Lower does not mean worse
It’s bad news for homeowners, was the standard response to yesterday’s revelation that house prices have fallen for the third month in a row. But not everything may be as it seems.
It is true that house prices are at their lowest since September 2009 when prices began to recover strongly as Britain came out of recession. But even with last month’s 0.1 per cent fall, according to the Halifax House Price Index, house prices are less than one per cent lower than at this time last year. So the first thing to say is that prices haven’t fallen by as much as some economists predicted.
Moreover though prices are down because people put off moving at a time of looming job losses and economic uncertainty, they are also lower because the banks are rationing mortgages, a situation which, in the longer-term, will change. So will the present famine in the building of new homes. And current low interest rates for borrowers will put a floor under prices, compared to the recession of 2008 when interest rates were high and house prices fell rapidly.
In any case modestly falling house prices are only a problem if we predicate our view of the economy on the interests of the older generation who have large amounts of equity tied up in their homes. For a very few of them a fall in the cost of bricks and mortar could bring negative equity. But for younger people it will make buying a house a little more affordable and for employees it makes it easier to move round the country in search of a better job.

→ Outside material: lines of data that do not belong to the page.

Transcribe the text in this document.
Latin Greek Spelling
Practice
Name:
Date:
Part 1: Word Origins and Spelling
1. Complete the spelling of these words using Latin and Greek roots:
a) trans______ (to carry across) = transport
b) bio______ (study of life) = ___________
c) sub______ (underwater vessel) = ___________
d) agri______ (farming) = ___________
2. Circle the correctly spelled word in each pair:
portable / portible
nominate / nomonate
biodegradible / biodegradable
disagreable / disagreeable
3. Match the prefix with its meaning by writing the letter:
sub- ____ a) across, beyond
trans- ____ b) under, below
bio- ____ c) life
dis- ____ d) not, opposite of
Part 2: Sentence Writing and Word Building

The real problems in the economy are not a drop in the price of homes. They are muted growth, an increasing fiscal squeeze, low consumer confidence, and the threat of higher unemployment. And the major problem for first-time buyers is not house prices so much as that banks are so tight-fisted in making loans and in requiring first-time buyers to raise much larger deposits.
Overall, therefore, a small corrective in the balance of housing supply and demand – which has so long been is firmly in favour of buyers – is to be welcomed. It is time we British ceased to regard our homes as cash machines from which we can draw equity and looked at the needs of both society and the economy with a wider perspective.